If you start exercising with a high blood glucose level, stop 15 minutes into the activity and check your level again. If it has gone up further, stop exercising and continue to check your blood glucose periodically for the next 90 minutes. If it has gone down from your pre-exercise level, it’s safe to continue exercising. Remember to watch for signs of hypoglycemia, as usual.
People with Type 2 diabetes who control their diabetes with diet and exercise are less likely to develop hypoglycemia during exercise or to experience large swings in blood glucose levels as a result of exercise. In fact, for these people, exercise has a predictable lowering effect on blood glucose level and is an important part of diabetes treatment.

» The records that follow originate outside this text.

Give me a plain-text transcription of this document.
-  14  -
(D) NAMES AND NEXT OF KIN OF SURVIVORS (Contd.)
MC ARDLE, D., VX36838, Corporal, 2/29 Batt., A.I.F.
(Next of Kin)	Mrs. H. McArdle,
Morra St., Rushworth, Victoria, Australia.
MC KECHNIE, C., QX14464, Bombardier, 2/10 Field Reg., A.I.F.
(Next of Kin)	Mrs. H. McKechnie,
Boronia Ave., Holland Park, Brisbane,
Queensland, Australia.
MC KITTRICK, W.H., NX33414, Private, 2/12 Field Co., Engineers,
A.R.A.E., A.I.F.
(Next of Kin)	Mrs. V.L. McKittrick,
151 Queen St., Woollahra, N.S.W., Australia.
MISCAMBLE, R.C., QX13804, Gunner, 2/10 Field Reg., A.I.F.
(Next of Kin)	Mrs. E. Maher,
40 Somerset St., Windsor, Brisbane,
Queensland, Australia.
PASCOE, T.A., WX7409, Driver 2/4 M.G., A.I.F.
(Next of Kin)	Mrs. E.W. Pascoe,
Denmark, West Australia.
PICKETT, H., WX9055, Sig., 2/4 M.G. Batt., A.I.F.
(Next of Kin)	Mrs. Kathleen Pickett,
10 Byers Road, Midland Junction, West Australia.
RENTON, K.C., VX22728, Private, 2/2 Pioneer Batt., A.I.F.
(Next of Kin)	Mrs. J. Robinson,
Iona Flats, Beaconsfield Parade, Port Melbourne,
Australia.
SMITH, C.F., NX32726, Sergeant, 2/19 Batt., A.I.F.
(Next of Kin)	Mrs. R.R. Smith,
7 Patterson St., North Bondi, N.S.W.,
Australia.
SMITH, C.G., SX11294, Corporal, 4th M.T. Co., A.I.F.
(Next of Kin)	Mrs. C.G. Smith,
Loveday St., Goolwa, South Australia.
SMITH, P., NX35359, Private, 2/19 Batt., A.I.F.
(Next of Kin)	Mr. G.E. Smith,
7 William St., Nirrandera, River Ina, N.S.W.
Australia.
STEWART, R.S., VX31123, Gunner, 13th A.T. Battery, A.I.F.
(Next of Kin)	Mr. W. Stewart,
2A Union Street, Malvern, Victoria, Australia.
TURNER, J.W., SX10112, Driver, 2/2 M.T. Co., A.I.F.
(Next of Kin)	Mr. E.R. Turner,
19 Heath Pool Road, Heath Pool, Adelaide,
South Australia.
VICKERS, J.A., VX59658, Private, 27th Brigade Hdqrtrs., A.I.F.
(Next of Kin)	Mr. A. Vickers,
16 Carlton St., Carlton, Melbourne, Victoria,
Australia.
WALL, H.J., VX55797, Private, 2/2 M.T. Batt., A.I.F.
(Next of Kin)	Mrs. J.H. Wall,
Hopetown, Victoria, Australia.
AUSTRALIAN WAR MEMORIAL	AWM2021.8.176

Before you start any exercise program, you need a good pair of shoes that provide support and cushioning. For most activities, you’ll need some type of sneaker or walking shoe; for water aerobics or swimming, wearing water shoes is recommended to reduce the risk of injury. It’s important that the shoes you buy have adequate arch support and fit in both the heel and toe areas. Your heel should not be able to lift more than half an inch, and you should have wiggle room for your toes. These precautions are especially important for people with peripheral neuropathy who have lost feeling or sensation in their feet. Wearing socks is also important for foot protection.
The best time to purchase shoes is in the afternoon, when your feet are swollen and at their largest. To ensure you have a good fit, look for the shape of the shoe to match the shape of your foot. Make sure that you have at least one thumb’s width of space between your longest toe and the end of the shoe, and make sure the arch in the shoe matches the arch in your foot.